Pilotprojekt: Bergung von Altmunition in Lübecker Bucht

20. August 2024
Bund investiert 100 Millionen Euro. Umweltschutz mit modernster Technologie. Hamburg News sprach mit Seaterra-Geschäftsführer Dieter Guldin

Bomben, Granaten oder Artillerie- und Maschinengewehrmunition – etwa 1,6 Millionen Tonnen Kriegsmaterial liegt auf dem Grund der deutschen Ost- und Nordsee. Das Material aus deutschen Arsenalen, aber auch Munition der Alliierten, wurde nach Ende des zweiten Weltkriegs im Rahmen der Entwaffnung Deutschlands zum Beispiel Schute um Schute in die Lübecker Bucht gebracht und dort versenkt. Eine Methode, die schon nach dem ersten Weltkrieg praktiziert wurde, sodass inzwischen Altmunition von zwei Weltkriegen auf dem Meeresgrund verrottet.
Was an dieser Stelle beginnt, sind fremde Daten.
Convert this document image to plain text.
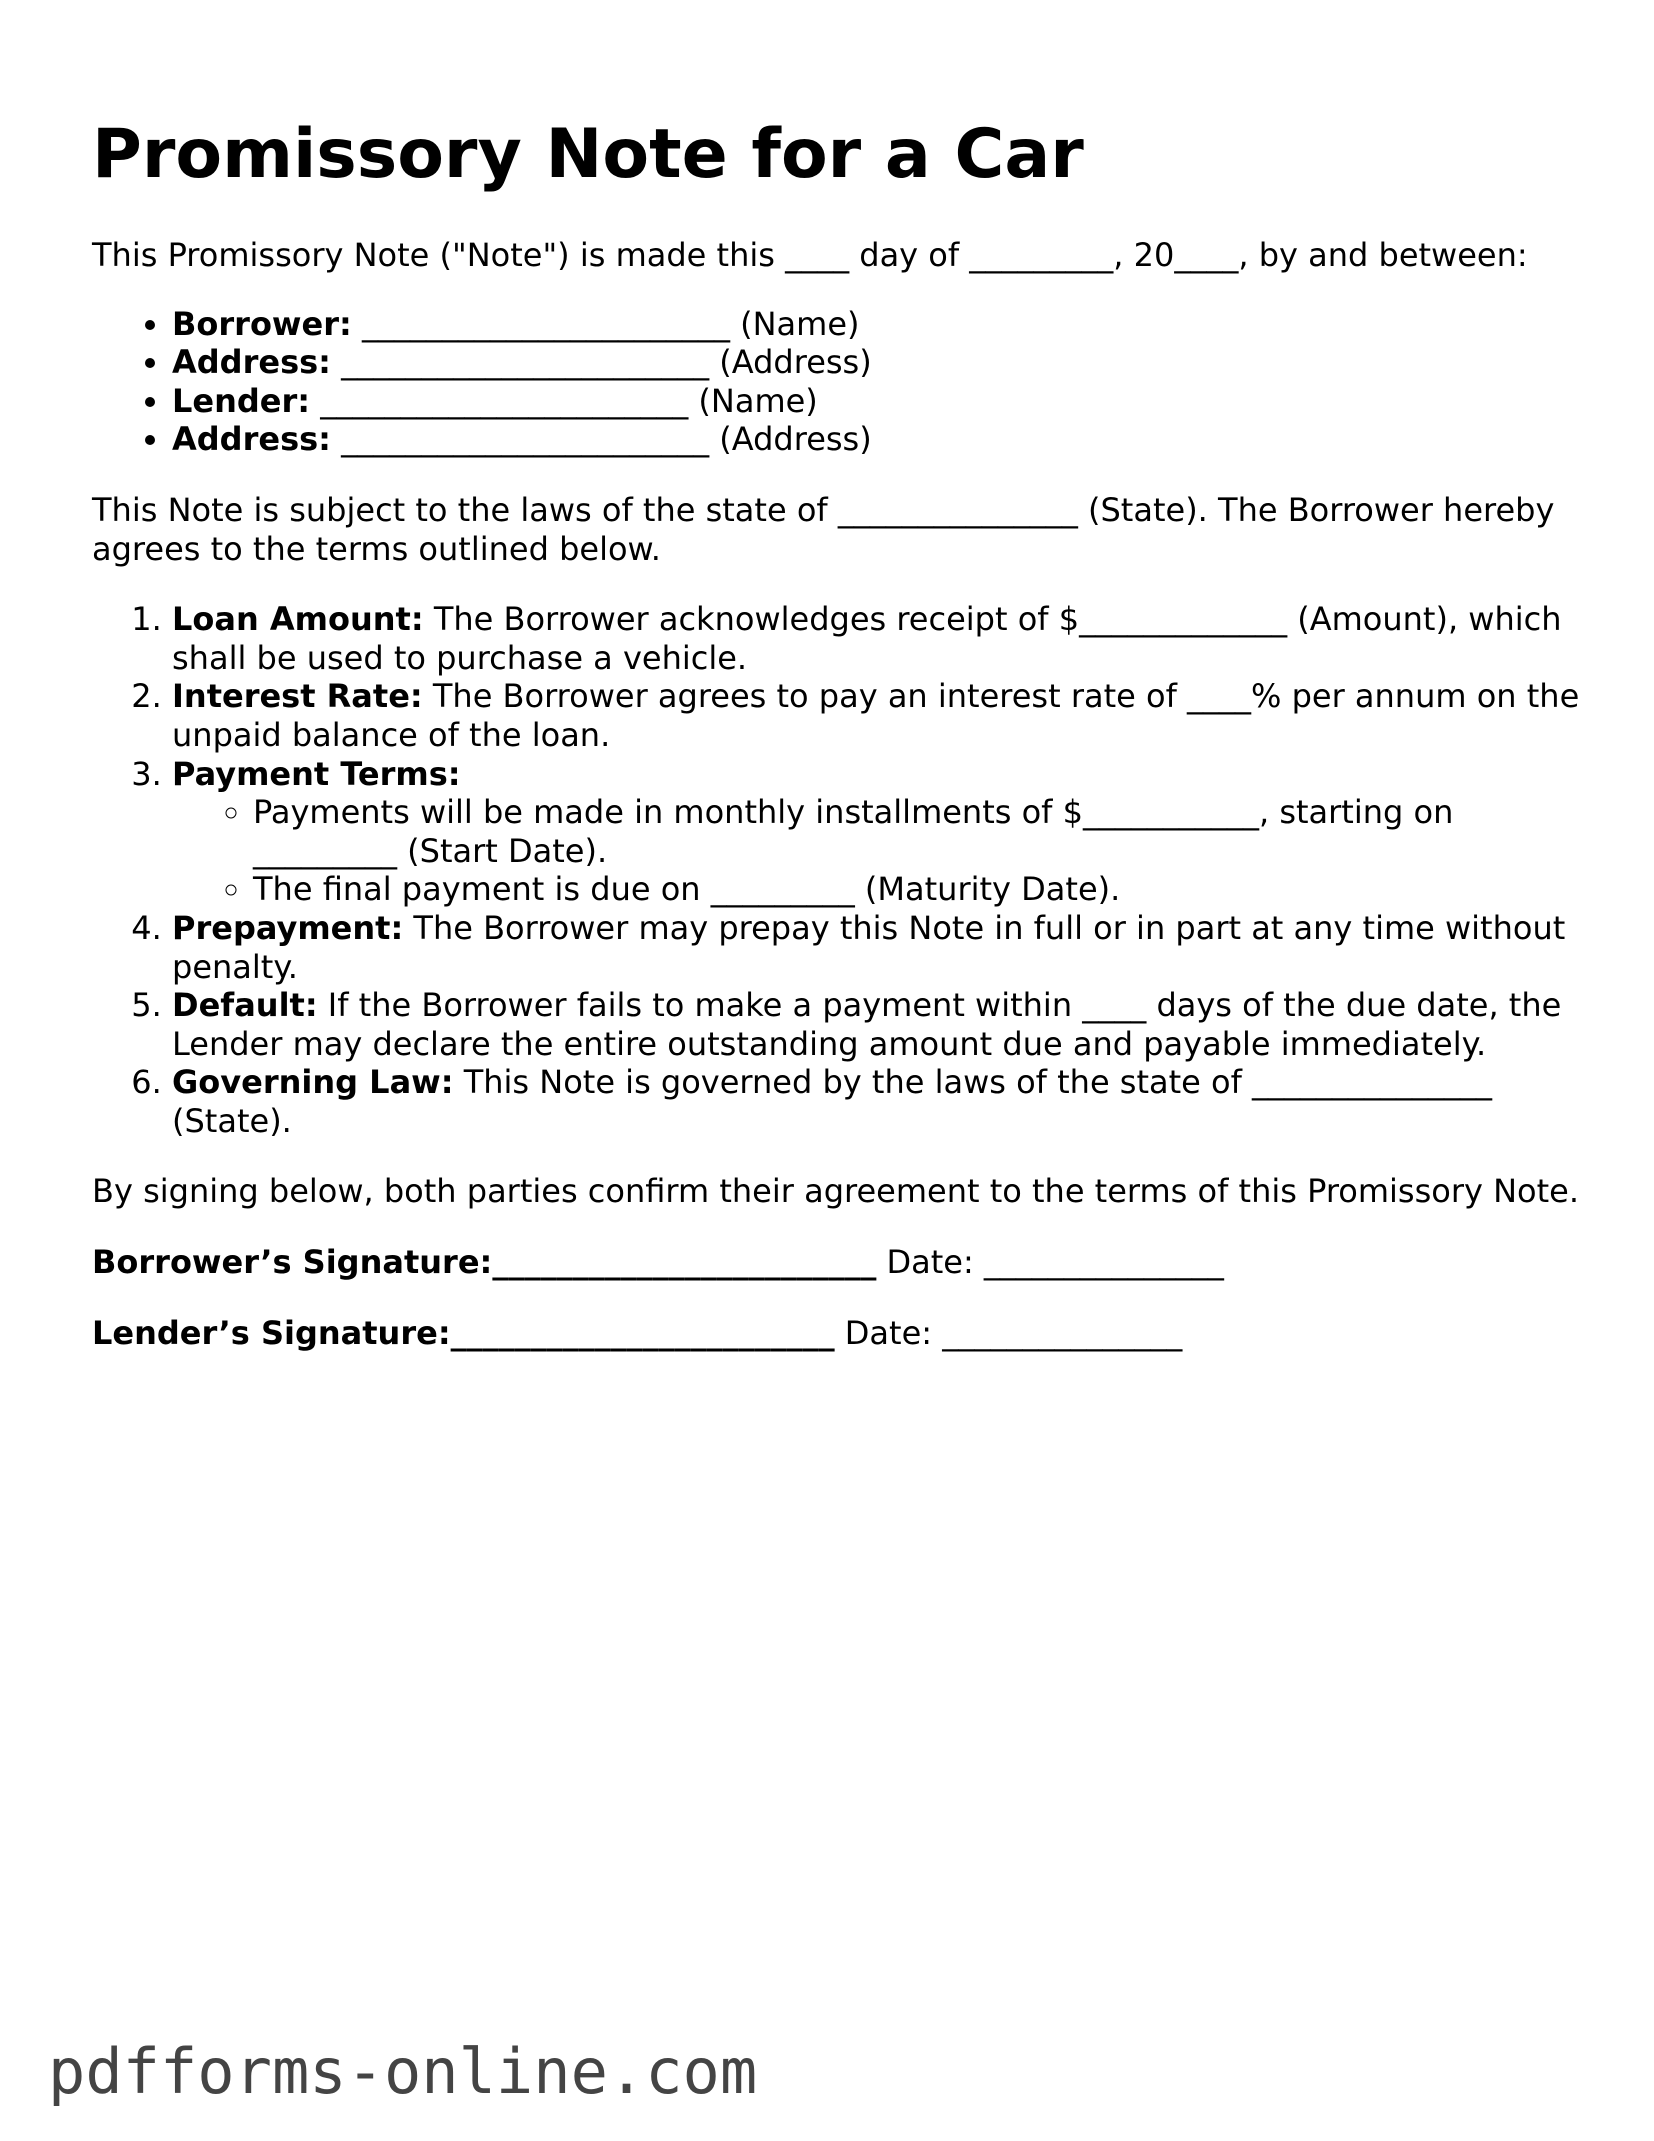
Promissory Note for a Car

This Promissory Note ("Note") is made this ____ day of _________, 20____, by and between:

• Borrower: _______________________ (Name)
• Address: _______________________ (Address)
• Lender: _______________________ (Name)
• Address: _______________________ (Address)

This Note is subject to the laws of the state of _______________ (State). The Borrower hereby agrees to the terms outlined below.

1. Loan Amount: The Borrower acknowledges receipt of $_____________ (Amount), which shall be used to purchase a vehicle.
2. Interest Rate: The Borrower agrees to pay an interest rate of ____% per annum on the unpaid balance of the loan.
3. Payment Terms:
◦ Payments will be made in monthly installments of $___________, starting on _________ (Start Date).
◦ The final payment is due on _________ (Maturity Date).
4. Prepayment: The Borrower may prepay this Note in full or in part at any time without penalty.
5. Default: If the Borrower fails to make a payment within ____ days of the due date, the Lender may declare the entire outstanding amount due and payable immediately.
6. Governing Law: This Note is governed by the laws of the state of _______________ (State).

By signing below, both parties confirm their agreement to the terms of this Promissory Note.

Borrower’s Signature:________________________ Date: _______________

Lender’s Signature:________________________ Date: _______________

pdfforms-online.com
Mit schwerwiegenden Konsequenzen: Die Metallhüllen und -hülsen von Bomben und Patronen korrodieren und geben den Sprengstoff frei. Krebserregende und Erbgut schädigende Stoffe können so ins Wasser und über die Nahrungskette – Fische und Muscheln – auf unsere Teller gelangen.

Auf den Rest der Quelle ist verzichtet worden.